Rick Stimpfle

Scientist

I joined the Anderson Group as a post-doctoral fellow in Nov 1979, shortly after completing graduate school at the University of Colorado in Boulder. My work at UC consisted of laboratory work at the NOAA labs, with Carleton J. Howard and Eldon E. Ferguson, investigating ClO radical reactions involved in ozone loss in the stratosphere. The title of my thesis was: Laser Magnetic Resonance Detection of ClO and Kinetics of the Reactions of ClO with NO2 and HO2. I received a B. S. in Physical Chemistry from The College of William and Mary, Williamsburg, VA, in June 1975.
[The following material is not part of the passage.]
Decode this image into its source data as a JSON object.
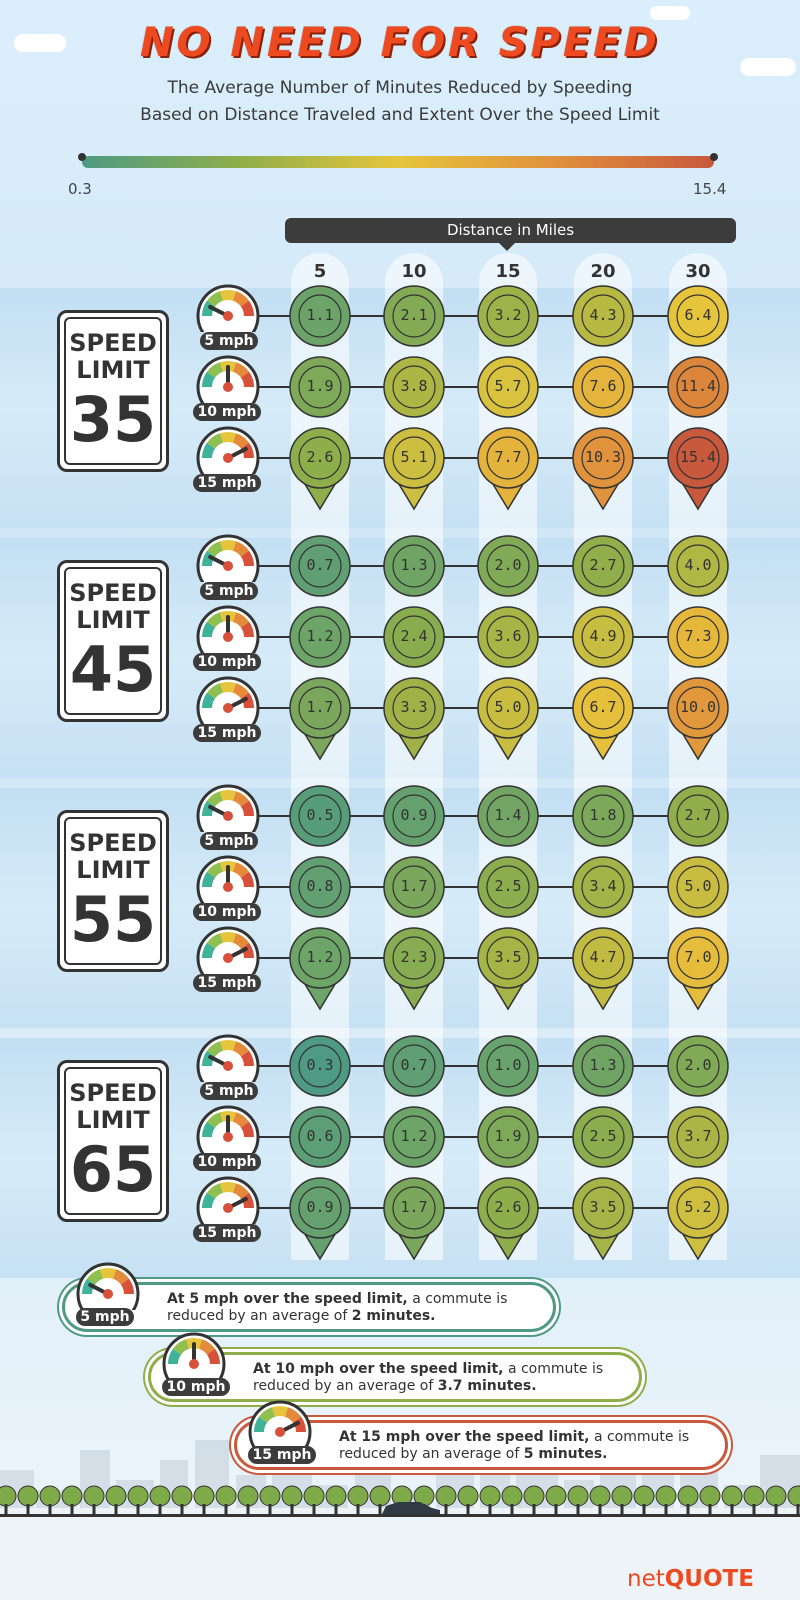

I came to Harvard with the express intention of participating in field measurements. The first project involved measuring OH and HO2 in the stratosphere, in-situ, using a resonance fluorescence instrument incorporating a copper vapor laser on a balloon-borne platform. We made successful measurements out of Palestine TX in the summers of 1987, 88 and 89.

Around 1990 my focus shifted to chlorine in the stratosphere. I participated in balloon-borne measurements of ClO from Ft Sumner, NM and Sondrestrom, Greenland in 1991 and 1992, respectively. After those missions I switched to an aircraft borne platform using the NASA ER-2 aircraft. Over the years measurements of species such as BrO, ClO, ClONO2, and ClOOCl were made from a variety of locations, including California, Alaska, Hawaii, New Zealand and Sweden.

Although I retired from Harvard in Jul 2009, I returned to the Anderson Group in 2010, in part-time mode, to provide support with the current halogen measurement program.